ソライヤがそう言って、二人をエッゼルに任せた。エッゼル達は宮殿から離れて、町を案内してから、一軒の家の前に止まった。


「ダルタさんとスルティさんはこの家を使って下さい」

「こ、この家ですか?!」

「はい」

「お、大きすぎます」

「この家はローズ様からの贈り物ですよ」


エッゼルは扉を開けて、中へ入った。新しい家ではなかったが、感じが良い家だ。小さな庭があって、台所も、寝台も、全部備えられている。


「ローズ先生が?!」

「はい」


エッゼルは子どもを降ろしてから、次々と部屋を開けて、中を確認した。エッゼルの部下が書類を持って、机に置いた。


「これは二人の新しい身分と名前です。よく読んで、覚えて下さい」


エッゼルがその書類を確認してからダルタに差し出した。


「これは家の所有権利の書類。新しい名前でサインして下さい。明日、部下が取りに来ます」


エッゼルがそれらの書類をダルタに渡すと、ダルタは震えた手で受け取った。


「あの、聞いても良いですか?」

「私が答えられることなら、良いですよ。どうぞ、座って下さい」


エッゼルが座ると、ダルタとスルティもおとなしく座って、エッゼルを見ている。子どもはエッゼルの部下が代わりに抱きかかえて、外へ出て行った。


「ローズ先生は、本当は何者ですか?ミレーヌ姫殿下の知り合いと言っていましたが・・」


ダルタが聞くと、エッゼルは微笑んだ。


「実に言うと、従兄弟同士のご関係です。ローズ様はソライヤ妃殿下の姪ですね」

「姪・・」

「ついでにうずうずと分かっていると思うが、彼女の夫はスズキノヤマ人でね」

「はい。貴族だと聞いたが、アルハトロス側の人は多く語りませんでした」


里の暗部にとって、その事実があまり誇らしいことではなかった、とエッゼルは思った。だから里の暗部であるソーマはダルタに詳しく教えなかった。


いや、里の暗部だけではなく、レネッタの誰もが同じ気持ちだ。エッゼルも、同じだ。エッゼルは今になっても、ローズを愛している。


「あの鳥皇帝は彼女の夫です」

「皇帝?」


ダルタは耳を疑った。


「そうです。彼女は今、スズキノヤマ帝国、皇后、ローズ・ダルゴダス・クリシュナです」

「・・ですが、彼女は医療師で・・」

「彼女が仕事したいと言ったから、彼女の夫がその願いを叶えた・・。それだけですね」

「皇后なのに?」

「まぁ、それは彼女が望んだ道ですからね」


エッゼルはにっこりと笑った。


「ついでに言うと、彼女はスズキノヤマとアルハトロスに行ったり来たりしていますよ」


そう聞いたダルタが息を呑んだ。恐らくそれはソライヤとロッコが使う魔法と同じ方法だろう、と彼は思った。


「他の質問は?」


エッゼルが聞くと、ダルタは首を振った。ロッコのことが気になるけれど、エッゼルに聞くのをやめた。なぜなら、ロッコは暗部だからだ。そして目の前にいる人も暗部だ。元暗部であるダルタはそのことについて、理解している。

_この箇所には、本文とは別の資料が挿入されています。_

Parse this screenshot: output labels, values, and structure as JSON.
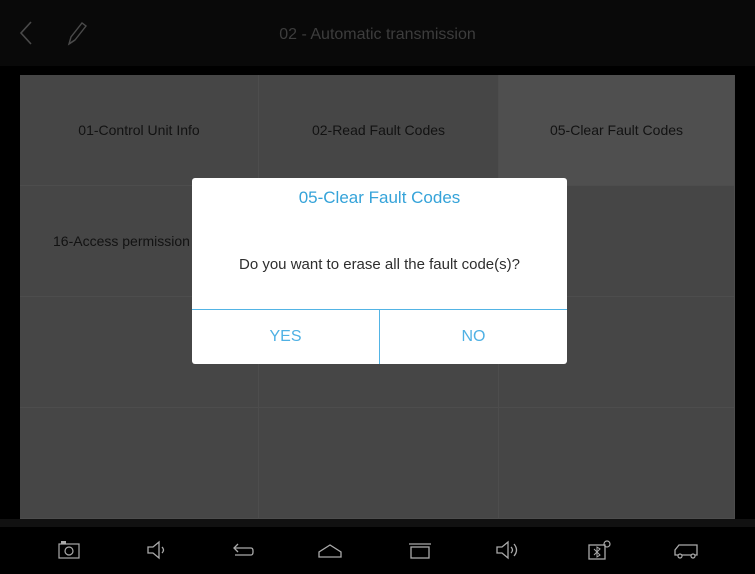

「ありません。答えてくださって、ありがとうございます」

「そうですか。では、次はこれをダルタさんに渡さなくてはならない物があってね」


エッゼルが微笑んで、ポケットから袋を出した。


お金がたっぷりと入った袋だ。


「生活費と別に、これはロッコ殿からの贈り物です」

「ロッコ殿から?」

「ささやかだが、新生活に役立てて下さい、と彼はこの袋を私に託しました。中身は、金貨200枚、銀貨100枚、そして銅貨100枚。数えても良いですよ」

「・・・」


それを聞いた瞬間、ダルタは泣いてしまった。エッゼルは微笑みながらその袋を置いて、立ち上がった。


「新しい身分と名前は、できれば今日中に覚えてもらいたい。明日の午前中、私の部下はここの生活について教えに来ます」

「はい」


ダルタは涙を拭いて、うなずいた。


「生活の基盤が整えるまで、半年間ぐらいの生活費が出ます。その時、私の部下が届けに来ます」

「はい。ありがとうございます」

「どういたしまして。では」


エッゼルはそう言って、外へ出て行った。そして清々しい顔で、子どもを抱きかかえて、どこかへ行った。